Some commentary from Richard Veryard on a conversation between Udi Dahan and Colin Jack over business capability modeling caught my eye yesterday. I wanted to write something in support of Richard’s comments, and at the same time illustrate a practical approach that helps “identify capabilities with … high cohesion and low coupling” and “draw a matrix of the interactions between entities and processes”.
Over the course of a piece of analysis some things, some entities, will emerge as being of particular significance to the business. Customer and order, for example. Don’t refuse to acknowledge or model these things, but don’t get hung up on them either: they’re just a part of a whole that includes not only concept models, but lifecycle models and capability maps.
Take customer for example. We can, very quickly, create a high-level picture of what a customer might look like – an overarching, company-wide view of all the parts of a customer that are of interest to the business, or the several parts of the business. But this isn’t the domain model: rather it’s an approximation, a temporary stabilizing of multiple shifting perspectives, a flawed starting point – just good enough – for further investigation.

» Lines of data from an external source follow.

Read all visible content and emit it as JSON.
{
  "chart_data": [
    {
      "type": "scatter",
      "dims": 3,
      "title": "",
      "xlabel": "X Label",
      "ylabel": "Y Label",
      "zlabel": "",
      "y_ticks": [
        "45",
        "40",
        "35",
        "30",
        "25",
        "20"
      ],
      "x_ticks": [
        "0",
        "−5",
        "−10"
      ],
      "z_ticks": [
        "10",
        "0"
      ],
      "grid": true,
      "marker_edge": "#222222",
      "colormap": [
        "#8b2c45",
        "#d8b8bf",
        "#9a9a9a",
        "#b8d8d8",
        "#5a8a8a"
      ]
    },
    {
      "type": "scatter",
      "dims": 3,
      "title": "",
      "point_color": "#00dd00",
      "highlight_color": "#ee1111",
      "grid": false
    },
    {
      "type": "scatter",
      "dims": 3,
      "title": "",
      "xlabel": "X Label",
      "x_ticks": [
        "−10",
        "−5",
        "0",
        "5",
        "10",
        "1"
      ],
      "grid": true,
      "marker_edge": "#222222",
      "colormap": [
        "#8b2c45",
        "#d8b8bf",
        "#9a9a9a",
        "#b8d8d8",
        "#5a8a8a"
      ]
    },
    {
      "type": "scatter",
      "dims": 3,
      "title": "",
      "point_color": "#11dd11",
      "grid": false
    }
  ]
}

Side-by-side with this high-level conceptual view of a customer, we can also model the customer lifecycle; that is, the story of a customer’s relationship with our company. I’ll often model this in the form of a state machine. We then see that our interest in a customer can be expressed in terms of our transitioning the customer through several different states.
For each transition in this state machine, we can now ask: what business capabilities do we need in order to transition the customer from, eg. lead to applicant? How well do we implement these capabilities today? And so on.
Capabilities operate on the customer in order to transition it through different states, in so doing releasing value both to the customer and the business.
What likely starts to emerge are business-meaningful bounded contexts, each context encapsulating part of the high-level picture, plus one or more state transitions, plus the capabilities necessary to effect those transitions. Each bounded context projects a different view of the customer onto the business landscape – suggesting there’s not necessarily an organization-wide canonical model of a customer, just many “interested” views. That’s why I say our original high-level picture isn’t the domain model: it’s simply a starting point for identifying the bounded contexts – and the processes – that transition the overarching concept “customer” through states in the customer lifecycle.
What we end up with is a high-level model/picture divided by bounded contexts, a customer lifecycle model, and a capability map. Together these comprise part of an operating model – a useful representation of the organization that we can use to identify desirable business outcomes and guide the identification, planning and prioritization of projects.